第4話

タタタタタタタタガタッタタタタ

花奈とショウはとんでもなく広い馬車に乗っていた。

(えーーーっと。蓮ってお金持ちになったのかな‥?)

ショウは珍しいものを見るように動き回っている。

「見て、花奈、王冠だよ!えっへんっ!」

また偉そうにし始めた‥。

本当にこの馬車にはいろいろな物がある。

花奈は窓のそうを見てみると蓮が馬に乗っていた。‥‥ん?その側にはとても美しい黒髪の女性が蓮と楽しそうに話している。

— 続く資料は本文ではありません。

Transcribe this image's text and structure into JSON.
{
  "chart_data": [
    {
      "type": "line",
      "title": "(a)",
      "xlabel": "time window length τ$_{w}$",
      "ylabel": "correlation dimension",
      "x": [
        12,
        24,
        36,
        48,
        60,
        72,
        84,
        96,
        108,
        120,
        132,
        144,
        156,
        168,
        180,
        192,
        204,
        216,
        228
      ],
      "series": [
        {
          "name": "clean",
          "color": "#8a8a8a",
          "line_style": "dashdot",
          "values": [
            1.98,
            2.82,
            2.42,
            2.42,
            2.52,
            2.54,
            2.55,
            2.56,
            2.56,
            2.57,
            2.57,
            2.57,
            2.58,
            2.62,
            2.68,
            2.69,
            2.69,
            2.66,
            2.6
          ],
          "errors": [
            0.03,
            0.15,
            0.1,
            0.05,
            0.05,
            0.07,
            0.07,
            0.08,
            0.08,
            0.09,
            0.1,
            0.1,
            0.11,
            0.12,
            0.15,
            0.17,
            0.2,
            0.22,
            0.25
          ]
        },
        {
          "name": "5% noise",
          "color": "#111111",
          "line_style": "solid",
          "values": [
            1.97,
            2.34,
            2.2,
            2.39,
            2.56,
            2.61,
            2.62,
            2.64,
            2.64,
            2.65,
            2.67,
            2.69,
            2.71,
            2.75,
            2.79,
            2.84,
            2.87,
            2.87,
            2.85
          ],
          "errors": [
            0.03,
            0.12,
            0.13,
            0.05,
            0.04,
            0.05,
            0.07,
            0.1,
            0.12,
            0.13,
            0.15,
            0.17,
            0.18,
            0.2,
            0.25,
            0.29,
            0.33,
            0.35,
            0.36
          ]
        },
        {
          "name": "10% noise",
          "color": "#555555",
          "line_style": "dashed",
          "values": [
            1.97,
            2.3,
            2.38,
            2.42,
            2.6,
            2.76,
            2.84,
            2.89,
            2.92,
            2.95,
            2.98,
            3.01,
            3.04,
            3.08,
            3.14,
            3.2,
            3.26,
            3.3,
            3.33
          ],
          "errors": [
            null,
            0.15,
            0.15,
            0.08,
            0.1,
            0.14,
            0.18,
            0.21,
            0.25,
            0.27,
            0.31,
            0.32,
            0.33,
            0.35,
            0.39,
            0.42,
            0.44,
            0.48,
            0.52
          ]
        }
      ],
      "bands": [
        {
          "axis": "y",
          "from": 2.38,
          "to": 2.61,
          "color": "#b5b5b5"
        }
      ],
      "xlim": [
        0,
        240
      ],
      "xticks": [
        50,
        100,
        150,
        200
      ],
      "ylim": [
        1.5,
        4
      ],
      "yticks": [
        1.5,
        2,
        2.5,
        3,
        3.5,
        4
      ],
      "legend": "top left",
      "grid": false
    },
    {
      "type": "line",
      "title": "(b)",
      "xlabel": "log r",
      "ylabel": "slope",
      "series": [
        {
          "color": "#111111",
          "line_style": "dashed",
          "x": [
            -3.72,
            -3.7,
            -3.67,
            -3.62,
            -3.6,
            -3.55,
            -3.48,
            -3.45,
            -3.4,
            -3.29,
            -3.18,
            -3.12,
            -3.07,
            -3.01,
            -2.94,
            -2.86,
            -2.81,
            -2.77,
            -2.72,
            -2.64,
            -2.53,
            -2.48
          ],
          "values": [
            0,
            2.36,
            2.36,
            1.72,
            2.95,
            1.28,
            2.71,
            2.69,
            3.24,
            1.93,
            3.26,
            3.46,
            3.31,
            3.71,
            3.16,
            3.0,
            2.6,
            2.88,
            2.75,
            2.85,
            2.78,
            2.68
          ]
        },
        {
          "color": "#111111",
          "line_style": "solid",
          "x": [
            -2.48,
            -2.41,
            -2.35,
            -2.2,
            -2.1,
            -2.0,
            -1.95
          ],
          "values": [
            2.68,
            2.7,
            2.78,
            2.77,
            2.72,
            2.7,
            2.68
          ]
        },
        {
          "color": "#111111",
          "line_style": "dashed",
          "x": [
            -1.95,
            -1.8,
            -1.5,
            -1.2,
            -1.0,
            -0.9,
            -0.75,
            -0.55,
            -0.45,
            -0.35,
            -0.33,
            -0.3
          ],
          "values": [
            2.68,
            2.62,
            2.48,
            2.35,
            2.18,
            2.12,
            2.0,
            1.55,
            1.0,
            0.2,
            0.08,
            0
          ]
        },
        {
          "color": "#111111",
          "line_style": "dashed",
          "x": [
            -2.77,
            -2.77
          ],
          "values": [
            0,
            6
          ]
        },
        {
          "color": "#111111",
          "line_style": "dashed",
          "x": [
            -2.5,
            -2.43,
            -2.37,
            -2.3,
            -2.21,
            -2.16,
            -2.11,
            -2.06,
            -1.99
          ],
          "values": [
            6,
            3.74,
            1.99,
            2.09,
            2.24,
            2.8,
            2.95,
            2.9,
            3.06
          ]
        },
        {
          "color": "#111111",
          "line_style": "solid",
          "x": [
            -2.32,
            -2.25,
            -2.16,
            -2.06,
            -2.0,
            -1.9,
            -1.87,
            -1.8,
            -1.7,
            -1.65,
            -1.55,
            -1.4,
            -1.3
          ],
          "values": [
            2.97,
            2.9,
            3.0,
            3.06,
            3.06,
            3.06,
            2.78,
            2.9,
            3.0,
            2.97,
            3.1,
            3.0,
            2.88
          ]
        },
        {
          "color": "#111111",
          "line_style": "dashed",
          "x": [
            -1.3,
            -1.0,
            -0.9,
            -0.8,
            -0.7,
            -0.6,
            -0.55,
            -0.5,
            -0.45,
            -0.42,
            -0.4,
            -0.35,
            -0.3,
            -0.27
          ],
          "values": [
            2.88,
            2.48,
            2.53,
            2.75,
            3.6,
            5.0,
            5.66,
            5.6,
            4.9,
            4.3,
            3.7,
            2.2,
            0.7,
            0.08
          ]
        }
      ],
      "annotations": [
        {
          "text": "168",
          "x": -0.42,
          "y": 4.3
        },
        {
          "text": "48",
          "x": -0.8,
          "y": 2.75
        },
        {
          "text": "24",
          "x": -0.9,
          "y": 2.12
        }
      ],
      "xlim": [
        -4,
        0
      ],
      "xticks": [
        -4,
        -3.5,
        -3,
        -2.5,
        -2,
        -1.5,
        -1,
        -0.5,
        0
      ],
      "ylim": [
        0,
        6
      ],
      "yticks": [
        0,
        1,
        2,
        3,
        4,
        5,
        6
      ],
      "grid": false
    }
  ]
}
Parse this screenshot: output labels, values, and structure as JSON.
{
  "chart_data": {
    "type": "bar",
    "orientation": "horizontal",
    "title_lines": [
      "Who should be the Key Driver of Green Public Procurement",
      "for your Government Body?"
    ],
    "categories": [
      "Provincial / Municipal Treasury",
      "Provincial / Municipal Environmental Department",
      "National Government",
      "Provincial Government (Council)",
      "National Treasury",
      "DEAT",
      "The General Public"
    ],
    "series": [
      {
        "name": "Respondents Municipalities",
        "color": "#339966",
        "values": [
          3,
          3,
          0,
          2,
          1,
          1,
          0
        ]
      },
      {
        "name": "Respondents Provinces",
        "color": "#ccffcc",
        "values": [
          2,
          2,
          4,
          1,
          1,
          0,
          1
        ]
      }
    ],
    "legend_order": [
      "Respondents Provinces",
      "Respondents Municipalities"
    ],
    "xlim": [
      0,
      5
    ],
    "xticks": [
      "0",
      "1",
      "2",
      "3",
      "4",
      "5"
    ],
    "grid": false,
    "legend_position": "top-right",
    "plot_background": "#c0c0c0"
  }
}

(もしかして、蓮あの女の人と恋仲なんじゃ‥‥あの人もお金持ちそう‥うわっ笑ってる、楽しそう‥)

花奈はぼんやりと空を眺めた。

(そっか、そういうことか。)

しばらくボーッとしていると馬車が止まり蓮が馬車に入ってきた。

「ここから先は歩きじゃないといけないんだ、いくよ!」

「うん。」

 5人の護衛たちの後ろを花奈と蓮とショウは歩き、森の中をズンズンと進んでいた。

(黒髪の女の人も一緒だ‥‥。)

「あらためて、花奈元気だった?」

蓮がいつものきらきらした笑顔でそう言った。

「うん。元気だったよ。蓮は?何をしていたの。」

「僕はこの国で騎士として働いているんだ。」

「えぇっ!あの弱々しい蓮が!!」

「笑えるよなー。こっちで一生懸命、身体を鍛えて強くなったんだ。」

「そうなんだ。」

「そう!これでも今では騎士団トップ3に入るんだよ。」

そう誇らしげに言う蓮はひとまわり大きく見えた。

「え!すごい!!」

「へへっ、花奈は何をしてたの?」

花奈は目を斜め上の方にしながら答えた。

「私は普通に学生。あっ、でも中学で陸上部に入って、そこから走るのすごく頑張ったんだ‥親に褒めてもらいたくて。」

「花奈の親ドライだったもんなー。」

「そうなの、私が頑張っても、頑張っても親は仕事優先だし‥なんで陸上頑張っているのか分からなくなっちゃって。」

「うん。」

「最後の大会、体が固まってしまって最悪の結果で終わっちゃった。」

「そうだったんだね。」

蓮は悲しそうに答えた。

「親に結果を報告したら、ほら仕事人間は結果にこだわるじゃない?最後の大会にこんなミスを犯すなんて今までのお金と時間が無駄だったって言われて‥。」

「それは酷いな‥。」

蓮は一生懸命聞いてくれていた。

「私だって、こんな結果でもちろん悔しい、でもね得た物もたくさんあったんだよ、いい仲間とか。」

花奈は涙が後からあとから流れ落ちるのを感じた。

「そうだよね。」

「無駄じゃなかった。だから高校は勉強でいける所を頑張ろうと思ったの。そしたら、お母さん私を悲劇のヒロインとしてSNSで晒し者にした。同情してくれた進学校が助けてくれるはずだって、もう私、恥ずかしくて、逃げるようにおばあちゃんの家に行ったの。」

「そっか。花奈も大変だったんだな。」

蓮の手が花奈の頭を優しく撫でた。

「うん。」

蓮はひとつひとつ確認するように話し始めた。

「お母さんがした事はいけない事だと思うし、酷いと思う。でも花奈のお母さんは花奈に幸せになって欲しいだよ、きっと。」

「え?」

「お母さんときちんと話した?これからも続いていく人生、少しでも幸せに過ごして欲しいっていう強すぎる思いが花奈のお母さんをそうさせてしまったんだよ。」

「‥‥そうかな。」

「うん、きっとそうだよ。」

「う‥ん、そうか、そう信じてみるよ。蓮ありがとう。蓮に話しを聞いてもらって少し楽になった。」

蓮はとびきりな笑顔で

「それならよかった」

と言った。




ガサッ

「ん?」

護衛が一斉に茂みの方を向いた。

「誰だ。」

草の茂みから怪しい頭巾を巻いた2人組が現れた。

「名乗るつもりはない。その女をこっちによこせ。」

(え!私?)

花奈の前に蓮がスッと現れた。

「そういうわけにはいかないんでね。」

いつの間にか蓮は剣を振りかざしていた。

ショウが花奈の手をギュッと強く握るのを感じた。

蓮が花奈の耳もとで呟いた。

「僕はこの人達の相手をする。花奈はショウを連れてこのまま真っ直ぐ進んで、小さな家があるそこにマコトさんがいるから。」

頭巾を被った男が蓮に切り掛かってくる、蓮はそれを片手で受け止め、攻撃に入った。

「はやく!いけ!ここは危険だ。」

花奈はおもむろに走り始めた。

心臓がドックンドックンとうるさい。